When a company goes public, it is called an initial public offering (IPO). When a pre-IPO company begins to make plans to go public, the managers or owners will want to contact an individual who can audit the financials of the business and ensure that everything is in working order. An audit is used to determine whether a company is fit to pursue an IPO. Financial statements, management structure and company holdings are all reviewed during the process. A company will need to demonstrate that all transactions have been completed fairly, that the company has enough capital to pursue going public, and that the shareholders will get a fair deal in the stock of the company.

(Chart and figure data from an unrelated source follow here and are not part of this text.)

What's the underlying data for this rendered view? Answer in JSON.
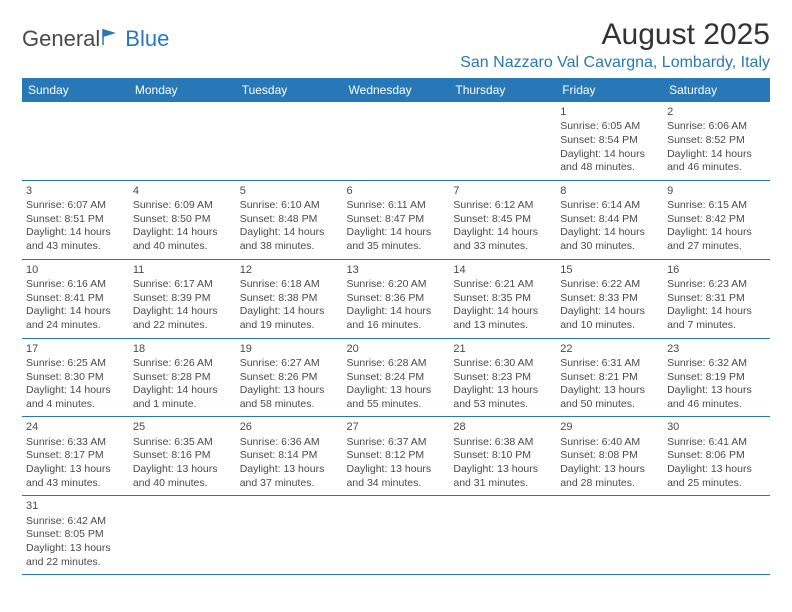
{
  "logo": {
    "text_general": "General",
    "text_blue": "Blue",
    "accent_color": "#2878b8"
  },
  "title": "August 2025",
  "location": "San Nazzaro Val Cavargna, Lombardy, Italy",
  "colors": {
    "header_bg": "#2878b8",
    "header_text": "#ffffff",
    "border": "#2878b8",
    "body_text": "#4a4a4a",
    "background": "#ffffff"
  },
  "typography": {
    "title_fontsize": 30,
    "location_fontsize": 16,
    "weekday_fontsize": 12,
    "cell_fontsize": 10.5
  },
  "weekdays": [
    "Sunday",
    "Monday",
    "Tuesday",
    "Wednesday",
    "Thursday",
    "Friday",
    "Saturday"
  ],
  "weeks": [
    [
      null,
      null,
      null,
      null,
      null,
      {
        "day": "1",
        "sunrise": "Sunrise: 6:05 AM",
        "sunset": "Sunset: 8:54 PM",
        "daylight1": "Daylight: 14 hours",
        "daylight2": "and 48 minutes."
      },
      {
        "day": "2",
        "sunrise": "Sunrise: 6:06 AM",
        "sunset": "Sunset: 8:52 PM",
        "daylight1": "Daylight: 14 hours",
        "daylight2": "and 46 minutes."
      }
    ],
    [
      {
        "day": "3",
        "sunrise": "Sunrise: 6:07 AM",
        "sunset": "Sunset: 8:51 PM",
        "daylight1": "Daylight: 14 hours",
        "daylight2": "and 43 minutes."
      },
      {
        "day": "4",
        "sunrise": "Sunrise: 6:09 AM",
        "sunset": "Sunset: 8:50 PM",
        "daylight1": "Daylight: 14 hours",
        "daylight2": "and 40 minutes."
      },
      {
        "day": "5",
        "sunrise": "Sunrise: 6:10 AM",
        "sunset": "Sunset: 8:48 PM",
        "daylight1": "Daylight: 14 hours",
        "daylight2": "and 38 minutes."
      },
      {
        "day": "6",
        "sunrise": "Sunrise: 6:11 AM",
        "sunset": "Sunset: 8:47 PM",
        "daylight1": "Daylight: 14 hours",
        "daylight2": "and 35 minutes."
      },
      {
        "day": "7",
        "sunrise": "Sunrise: 6:12 AM",
        "sunset": "Sunset: 8:45 PM",
        "daylight1": "Daylight: 14 hours",
        "daylight2": "and 33 minutes."
      },
      {
        "day": "8",
        "sunrise": "Sunrise: 6:14 AM",
        "sunset": "Sunset: 8:44 PM",
        "daylight1": "Daylight: 14 hours",
        "daylight2": "and 30 minutes."
      },
      {
        "day": "9",
        "sunrise": "Sunrise: 6:15 AM",
        "sunset": "Sunset: 8:42 PM",
        "daylight1": "Daylight: 14 hours",
        "daylight2": "and 27 minutes."
      }
    ],
    [
      {
        "day": "10",
        "sunrise": "Sunrise: 6:16 AM",
        "sunset": "Sunset: 8:41 PM",
        "daylight1": "Daylight: 14 hours",
        "daylight2": "and 24 minutes."
      },
      {
        "day": "11",
        "sunrise": "Sunrise: 6:17 AM",
        "sunset": "Sunset: 8:39 PM",
        "daylight1": "Daylight: 14 hours",
        "daylight2": "and 22 minutes."
      },
      {
        "day": "12",
        "sunrise": "Sunrise: 6:18 AM",
        "sunset": "Sunset: 8:38 PM",
        "daylight1": "Daylight: 14 hours",
        "daylight2": "and 19 minutes."
      },
      {
        "day": "13",
        "sunrise": "Sunrise: 6:20 AM",
        "sunset": "Sunset: 8:36 PM",
        "daylight1": "Daylight: 14 hours",
        "daylight2": "and 16 minutes."
      },
      {
        "day": "14",
        "sunrise": "Sunrise: 6:21 AM",
        "sunset": "Sunset: 8:35 PM",
        "daylight1": "Daylight: 14 hours",
        "daylight2": "and 13 minutes."
      },
      {
        "day": "15",
        "sunrise": "Sunrise: 6:22 AM",
        "sunset": "Sunset: 8:33 PM",
        "daylight1": "Daylight: 14 hours",
        "daylight2": "and 10 minutes."
      },
      {
        "day": "16",
        "sunrise": "Sunrise: 6:23 AM",
        "sunset": "Sunset: 8:31 PM",
        "daylight1": "Daylight: 14 hours",
        "daylight2": "and 7 minutes."
      }
    ],
    [
      {
        "day": "17",
        "sunrise": "Sunrise: 6:25 AM",
        "sunset": "Sunset: 8:30 PM",
        "daylight1": "Daylight: 14 hours",
        "daylight2": "and 4 minutes."
      },
      {
        "day": "18",
        "sunrise": "Sunrise: 6:26 AM",
        "sunset": "Sunset: 8:28 PM",
        "daylight1": "Daylight: 14 hours",
        "daylight2": "and 1 minute."
      },
      {
        "day": "19",
        "sunrise": "Sunrise: 6:27 AM",
        "sunset": "Sunset: 8:26 PM",
        "daylight1": "Daylight: 13 hours",
        "daylight2": "and 58 minutes."
      },
      {
        "day": "20",
        "sunrise": "Sunrise: 6:28 AM",
        "sunset": "Sunset: 8:24 PM",
        "daylight1": "Daylight: 13 hours",
        "daylight2": "and 55 minutes."
      },
      {
        "day": "21",
        "sunrise": "Sunrise: 6:30 AM",
        "sunset": "Sunset: 8:23 PM",
        "daylight1": "Daylight: 13 hours",
        "daylight2": "and 53 minutes."
      },
      {
        "day": "22",
        "sunrise": "Sunrise: 6:31 AM",
        "sunset": "Sunset: 8:21 PM",
        "daylight1": "Daylight: 13 hours",
        "daylight2": "and 50 minutes."
      },
      {
        "day": "23",
        "sunrise": "Sunrise: 6:32 AM",
        "sunset": "Sunset: 8:19 PM",
        "daylight1": "Daylight: 13 hours",
        "daylight2": "and 46 minutes."
      }
    ],
    [
      {
        "day": "24",
        "sunrise": "Sunrise: 6:33 AM",
        "sunset": "Sunset: 8:17 PM",
        "daylight1": "Daylight: 13 hours",
        "daylight2": "and 43 minutes."
      },
      {
        "day": "25",
        "sunrise": "Sunrise: 6:35 AM",
        "sunset": "Sunset: 8:16 PM",
        "daylight1": "Daylight: 13 hours",
        "daylight2": "and 40 minutes."
      },
      {
        "day": "26",
        "sunrise": "Sunrise: 6:36 AM",
        "sunset": "Sunset: 8:14 PM",
        "daylight1": "Daylight: 13 hours",
        "daylight2": "and 37 minutes."
      },
      {
        "day": "27",
        "sunrise": "Sunrise: 6:37 AM",
        "sunset": "Sunset: 8:12 PM",
        "daylight1": "Daylight: 13 hours",
        "daylight2": "and 34 minutes."
      },
      {
        "day": "28",
        "sunrise": "Sunrise: 6:38 AM",
        "sunset": "Sunset: 8:10 PM",
        "daylight1": "Daylight: 13 hours",
        "daylight2": "and 31 minutes."
      },
      {
        "day": "29",
        "sunrise": "Sunrise: 6:40 AM",
        "sunset": "Sunset: 8:08 PM",
        "daylight1": "Daylight: 13 hours",
        "daylight2": "and 28 minutes."
      },
      {
        "day": "30",
        "sunrise": "Sunrise: 6:41 AM",
        "sunset": "Sunset: 8:06 PM",
        "daylight1": "Daylight: 13 hours",
        "daylight2": "and 25 minutes."
      }
    ],
    [
      {
        "day": "31",
        "sunrise": "Sunrise: 6:42 AM",
        "sunset": "Sunset: 8:05 PM",
        "daylight1": "Daylight: 13 hours",
        "daylight2": "and 22 minutes."
      },
      null,
      null,
      null,
      null,
      null,
      null
    ]
  ]
}
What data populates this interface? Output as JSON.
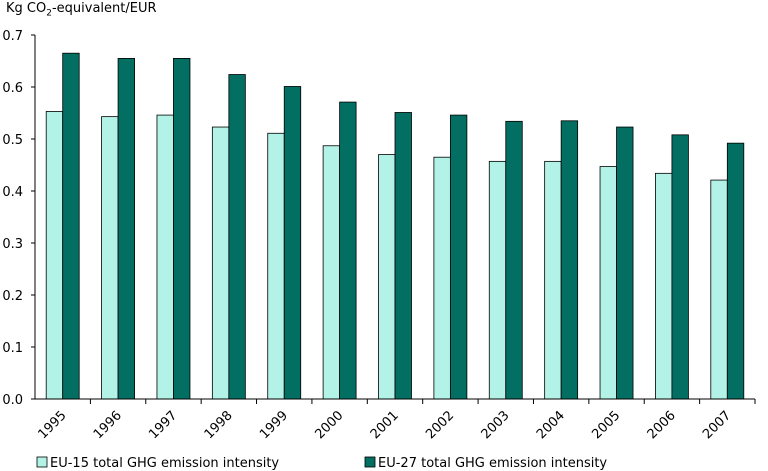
{
  "chart_data": {
    "type": "bar",
    "ylabel_prefix": "Kg CO",
    "ylabel_sub": "2",
    "ylabel_suffix": "-equivalent/EUR",
    "categories": [
      "1995",
      "1996",
      "1997",
      "1998",
      "1999",
      "2000",
      "2001",
      "2002",
      "2003",
      "2004",
      "2005",
      "2006",
      "2007"
    ],
    "series": [
      {
        "name": "EU-15 total GHG emission intensity",
        "color": "#b3f2e6",
        "values": [
          0.553,
          0.543,
          0.546,
          0.523,
          0.511,
          0.487,
          0.47,
          0.465,
          0.457,
          0.457,
          0.447,
          0.434,
          0.421
        ]
      },
      {
        "name": "EU-27 total GHG emission intensity",
        "color": "#036f62",
        "values": [
          0.665,
          0.655,
          0.655,
          0.624,
          0.601,
          0.571,
          0.551,
          0.546,
          0.534,
          0.535,
          0.523,
          0.508,
          0.492
        ]
      }
    ],
    "yticks": [
      "0.0",
      "0.1",
      "0.2",
      "0.3",
      "0.4",
      "0.5",
      "0.6",
      "0.7"
    ],
    "ylim": [
      0,
      0.7
    ],
    "grid": false,
    "legend_position": "bottom"
  }
}
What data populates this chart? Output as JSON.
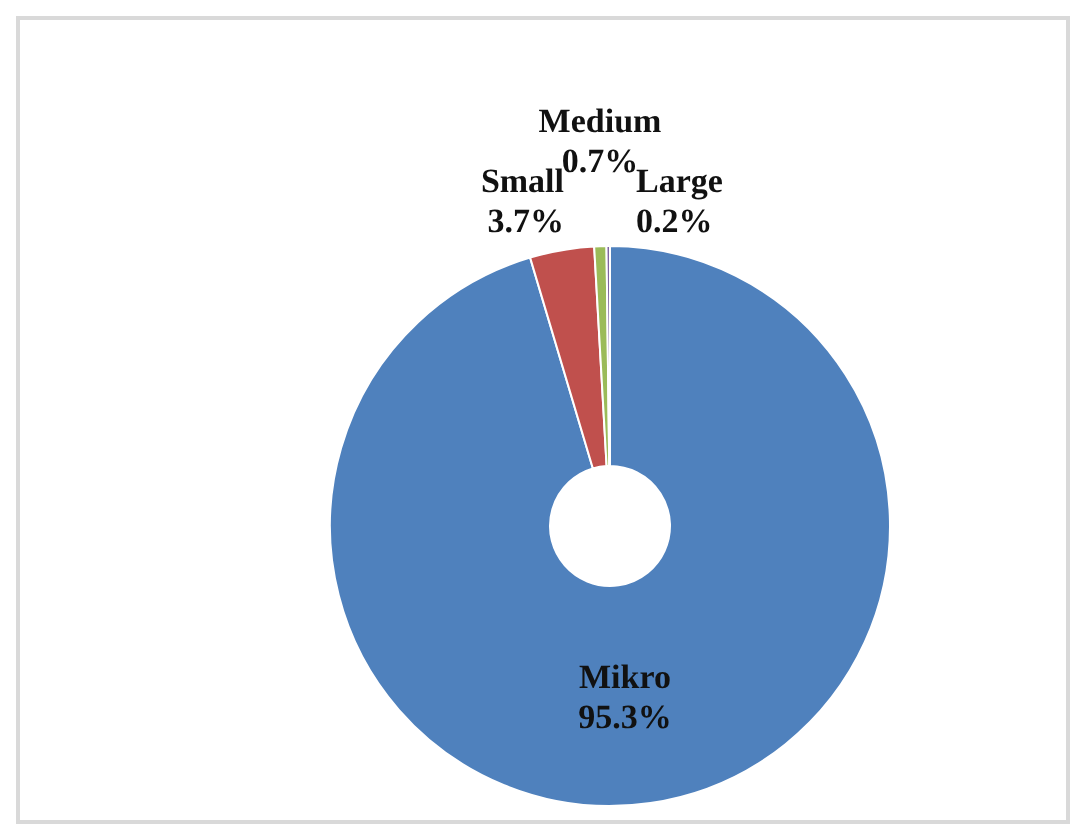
{
  "chart_data": {
    "type": "donut",
    "categories": [
      "Mikro",
      "Small",
      "Medium",
      "Large"
    ],
    "values": [
      95.3,
      3.7,
      0.7,
      0.2
    ],
    "value_labels": [
      "95.3%",
      "3.7%",
      "0.7%",
      "0.2%"
    ],
    "colors": [
      "#4f81bd",
      "#c0504d",
      "#9bbb59",
      "#8064a2"
    ],
    "legend": false
  }
}
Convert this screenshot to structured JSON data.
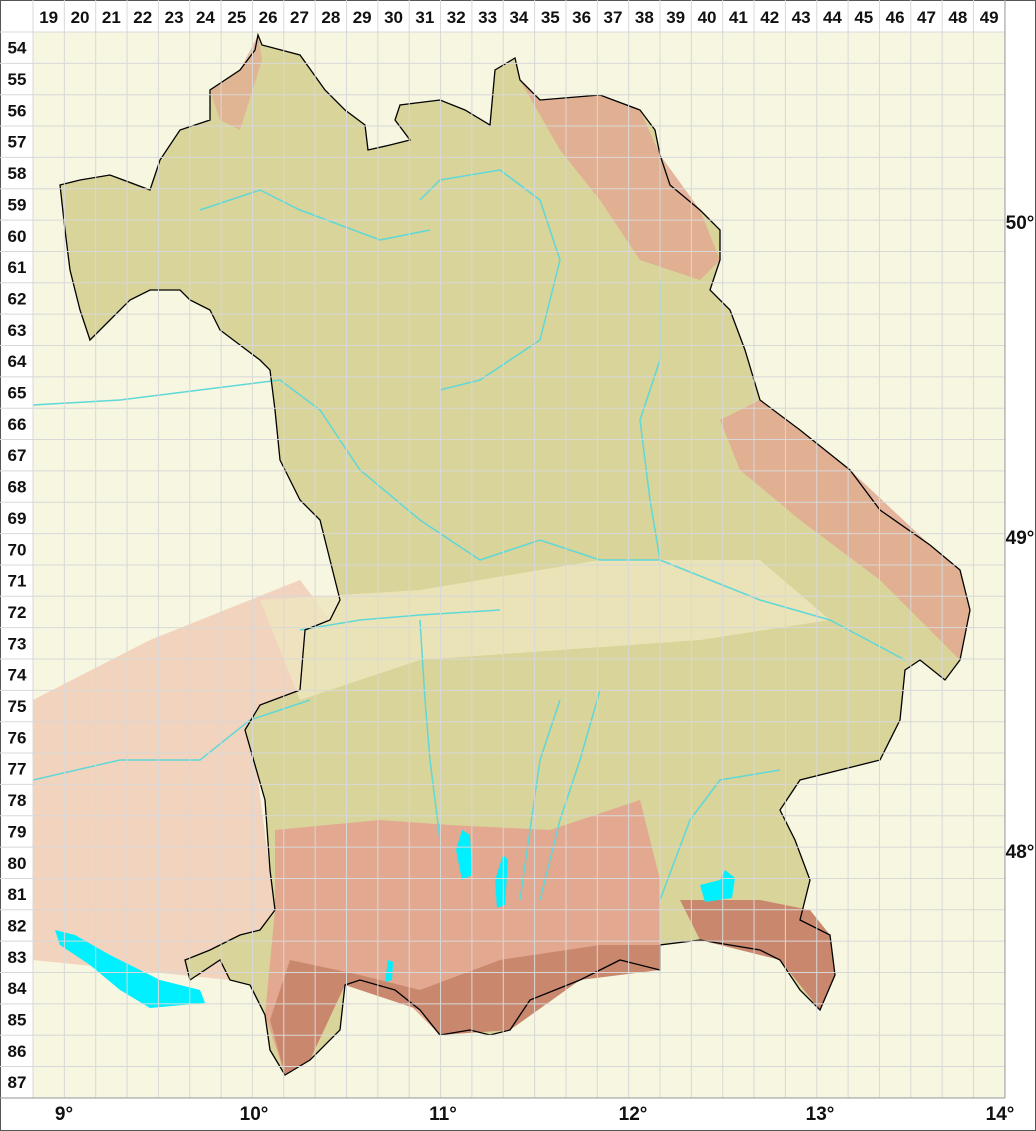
{
  "map": {
    "columns": [
      "19",
      "20",
      "21",
      "22",
      "23",
      "24",
      "25",
      "26",
      "27",
      "28",
      "29",
      "30",
      "31",
      "32",
      "33",
      "34",
      "35",
      "36",
      "37",
      "38",
      "39",
      "40",
      "41",
      "42",
      "43",
      "44",
      "45",
      "46",
      "47",
      "48",
      "49"
    ],
    "rows": [
      "54",
      "55",
      "56",
      "57",
      "58",
      "59",
      "60",
      "61",
      "62",
      "63",
      "64",
      "65",
      "66",
      "67",
      "68",
      "69",
      "70",
      "71",
      "72",
      "73",
      "74",
      "75",
      "76",
      "77",
      "78",
      "79",
      "80",
      "81",
      "82",
      "83",
      "84",
      "85",
      "86",
      "87"
    ],
    "longitude_labels": [
      "9°",
      "10°",
      "11°",
      "12°",
      "13°",
      "14°"
    ],
    "latitude_labels": [
      "50°",
      "49°",
      "48°"
    ],
    "colors": {
      "background": "#fdfdf6",
      "outside_region": "#f4f1d4",
      "lowland": "#ede6bf",
      "hills": "#d9d49a",
      "upland": "#e2a890",
      "alps": "#c9876e",
      "water": "#00f0ff",
      "rivers": "#5fd8d8",
      "border": "#000000",
      "grid": "#d8d8d8"
    }
  }
}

Diagnostics And Restructuring

Often, a company that is financially prepared to move toward an IPO is not structurally or diagnostically prepared. For example, the tax compliance and financial reporting of a publicly traded company may differ from that of a privately owned business, and preparing the process by which earnings and tax reports are reported and released to the public can be difficult. Moreover, because public companies are required to provide disclosure to shareholders, an auditor will ensure that all of the information to which the public is privy can and will be released.


An auditor will often help a company that decides to go public to reshape the vision of the company in a way that will allow investors to get the most out of their holdings. Risk and personnel management are integral to the way a company runs, and an auditor ensures that the company is structured in such a way as to minimize risks and maximize profits while keeping the best possible personnel on staff. The financial performance of the company, which is expected to improve over time, will be reviewed and recommendations made to allow it to remain publicly traded, and healthy, in longevity.